Eu berrei com o resto de forças que restavam nos meus pulmões quando o bastão de madeira acertou meu joelho esquerdo outra vez, trinquei os dentes com força enquanto rolava e me forçava a levantar, porque eu sabia que aquela garota não pararia até arrebentar o meu joelho ou estourar a minha cabeça com aquele maldito taco de beisebol.

— ...não desiste, hein — meus braços doíam enquanto eu os mantinha erguidos para tentar me defender. — Gosto disso. É mais.... divertido. — A garota do taco de beisebol avançou e tentei jogar todo o peso do corpo na perna direita quando ela bateu a ponta do bastão na palma da mão aberta.

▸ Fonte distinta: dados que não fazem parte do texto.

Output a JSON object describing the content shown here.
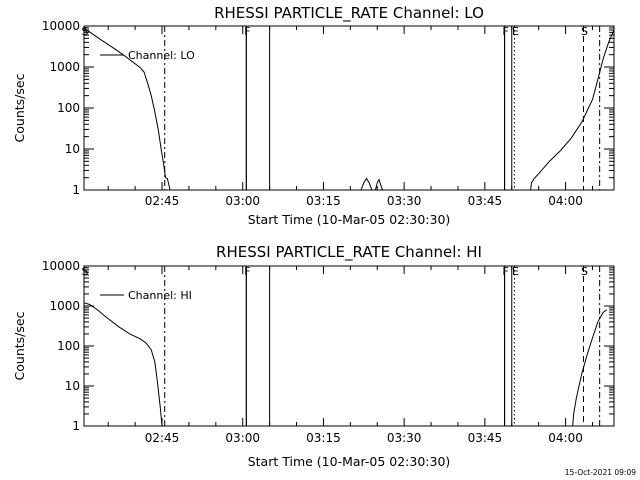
{
  "chart_data": [
    {
      "type": "line",
      "title": "RHESSI PARTICLE_RATE Channel: LO",
      "xlabel": "Start Time (10-Mar-05 02:30:30)",
      "ylabel": "Counts/sec",
      "yscale": "log",
      "ylim": [
        1,
        10000
      ],
      "xlim": [
        "02:30:30",
        "04:09:00"
      ],
      "x_ticks": [
        "02:45",
        "03:00",
        "03:15",
        "03:30",
        "03:45",
        "04:00"
      ],
      "y_ticks": [
        "1",
        "10",
        "100",
        "1000",
        "10000"
      ],
      "legend": {
        "entries": [
          "Channel: LO"
        ],
        "placement": "upper-left"
      },
      "series": [
        {
          "name": "Channel: LO",
          "points": [
            [
              "02:30:30",
              9000
            ],
            [
              "02:32:00",
              6500
            ],
            [
              "02:34:00",
              4300
            ],
            [
              "02:36:00",
              2900
            ],
            [
              "02:38:00",
              1900
            ],
            [
              "02:40:00",
              1200
            ],
            [
              "02:41:00",
              950
            ],
            [
              "02:41:40",
              750
            ],
            [
              "02:42:20",
              400
            ],
            [
              "02:43:00",
              200
            ],
            [
              "02:43:40",
              80
            ],
            [
              "02:44:20",
              28
            ],
            [
              "02:44:50",
              10
            ],
            [
              "02:45:20",
              4
            ],
            [
              "02:45:40",
              2
            ],
            [
              "02:46:00",
              1.9
            ],
            [
              "02:46:30",
              1
            ]
          ]
        },
        {
          "name": "",
          "points": [
            [
              "03:00:40",
              1
            ],
            [
              "03:00:40",
              10000
            ]
          ]
        },
        {
          "name": "",
          "points": [
            [
              "03:05:00",
              1
            ],
            [
              "03:05:00",
              10000
            ]
          ]
        },
        {
          "name": "",
          "points": [
            [
              "03:22:00",
              1
            ],
            [
              "03:22:30",
              1.5
            ],
            [
              "03:23:00",
              1.9
            ],
            [
              "03:23:30",
              1.5
            ],
            [
              "03:24:00",
              1
            ],
            [
              "03:24:40",
              1
            ],
            [
              "03:25:00",
              1.5
            ],
            [
              "03:25:20",
              1.8
            ],
            [
              "03:25:40",
              1.3
            ],
            [
              "03:26:00",
              1
            ]
          ]
        },
        {
          "name": "",
          "points": [
            [
              "03:48:40",
              1
            ],
            [
              "03:48:40",
              10000
            ]
          ]
        },
        {
          "name": "",
          "points": [
            [
              "03:50:00",
              1
            ],
            [
              "03:50:00",
              10000
            ]
          ]
        },
        {
          "name": "",
          "points": [
            [
              "03:53:30",
              1
            ],
            [
              "03:53:40",
              1.5
            ],
            [
              "03:54:10",
              1.9
            ],
            [
              "03:55:00",
              2.5
            ],
            [
              "03:57:00",
              5
            ],
            [
              "03:59:00",
              9
            ],
            [
              "04:01:00",
              18
            ],
            [
              "04:03:00",
              45
            ],
            [
              "04:05:00",
              160
            ],
            [
              "04:06:00",
              500
            ],
            [
              "04:07:00",
              1600
            ],
            [
              "04:08:00",
              4000
            ],
            [
              "04:09:00",
              8000
            ]
          ]
        }
      ],
      "markers": [
        {
          "label": "S",
          "time": "02:30:30",
          "style": "solid"
        },
        {
          "label": "",
          "time": "02:45:30",
          "style": "dashdot"
        },
        {
          "label": "F",
          "time": "03:00:40",
          "style": "solid"
        },
        {
          "label": "F",
          "time": "03:48:40",
          "style": "solid"
        },
        {
          "label": "E",
          "time": "03:50:30",
          "style": "dotted"
        },
        {
          "label": "S",
          "time": "04:03:20",
          "style": "dashed"
        },
        {
          "label": "",
          "time": "04:06:20",
          "style": "dashdot"
        }
      ]
    },
    {
      "type": "line",
      "title": "RHESSI PARTICLE_RATE Channel: HI",
      "xlabel": "Start Time (10-Mar-05 02:30:30)",
      "ylabel": "Counts/sec",
      "yscale": "log",
      "ylim": [
        1,
        10000
      ],
      "xlim": [
        "02:30:30",
        "04:09:00"
      ],
      "x_ticks": [
        "02:45",
        "03:00",
        "03:15",
        "03:30",
        "03:45",
        "04:00"
      ],
      "y_ticks": [
        "1",
        "10",
        "100",
        "1000",
        "10000"
      ],
      "legend": {
        "entries": [
          "Channel: HI"
        ],
        "placement": "upper-left"
      },
      "series": [
        {
          "name": "Channel: HI",
          "points": [
            [
              "02:30:30",
              1200
            ],
            [
              "02:31:30",
              1100
            ],
            [
              "02:33:00",
              800
            ],
            [
              "02:35:00",
              480
            ],
            [
              "02:37:00",
              300
            ],
            [
              "02:39:00",
              200
            ],
            [
              "02:41:00",
              150
            ],
            [
              "02:42:00",
              120
            ],
            [
              "02:43:00",
              80
            ],
            [
              "02:43:40",
              40
            ],
            [
              "02:44:10",
              12
            ],
            [
              "02:44:40",
              3
            ],
            [
              "02:45:00",
              1
            ]
          ]
        },
        {
          "name": "",
          "points": [
            [
              "03:00:40",
              1
            ],
            [
              "03:00:40",
              10000
            ]
          ]
        },
        {
          "name": "",
          "points": [
            [
              "03:05:00",
              1
            ],
            [
              "03:05:00",
              10000
            ]
          ]
        },
        {
          "name": "",
          "points": [
            [
              "03:48:40",
              1
            ],
            [
              "03:48:40",
              10000
            ]
          ]
        },
        {
          "name": "",
          "points": [
            [
              "03:50:00",
              1
            ],
            [
              "03:50:00",
              10000
            ]
          ]
        },
        {
          "name": "",
          "points": [
            [
              "04:01:20",
              1
            ],
            [
              "04:01:30",
              2
            ],
            [
              "04:02:00",
              5
            ],
            [
              "04:03:00",
              20
            ],
            [
              "04:04:00",
              60
            ],
            [
              "04:05:00",
              160
            ],
            [
              "04:06:00",
              400
            ],
            [
              "04:07:00",
              700
            ],
            [
              "04:07:40",
              800
            ]
          ]
        }
      ],
      "markers": [
        {
          "label": "S",
          "time": "02:30:30",
          "style": "solid"
        },
        {
          "label": "",
          "time": "02:45:30",
          "style": "dashdot"
        },
        {
          "label": "F",
          "time": "03:00:40",
          "style": "solid"
        },
        {
          "label": "F",
          "time": "03:48:40",
          "style": "solid"
        },
        {
          "label": "E",
          "time": "03:50:30",
          "style": "dotted"
        },
        {
          "label": "S",
          "time": "04:03:20",
          "style": "dashed"
        },
        {
          "label": "",
          "time": "04:06:20",
          "style": "dashdot"
        }
      ]
    }
  ],
  "footer": {
    "timestamp": "15-Oct-2021 09:09"
  }
}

Meus braços serviram de escudo até certo ponto e absorveram boa parte do primeiro golpe, eu ainda gritava de dor quando o bastão terminou de estourar o lado direito do meu rosto.

Aí, eu apaguei.

O processo de abrir o olho esquerdo era mais difícil quando todo o resto do corpo parecia estar submerso em ácido e usei meus antebraços como apoio conforme arrastava o joelho bom até ter equilíbrio suficiente para levantar. Eu não conseguia manter a cabeça erguida por mais do que três ou cinco segundos ao mesmo tempo em que arrastava meus pés pelo corredor.

Na terceira vez em que ergui a cabeça, o mundo girou e percebi que havia uma pessoa correndo na minha direção; reparei que o filete grosso de sangue escorria do meu nariz até o meu queixo e que os meus joelhos começavam a dobrar, feito uma folha de papel.

— Ah, merda — rosnei as palavras com esforço, já que Naruto Uzumaki apertava as minhas costas e me forçava a ficar de pé. — É você.

Pela quarta ou quinta vez naquela noite, o escuro tomou conta de tudo.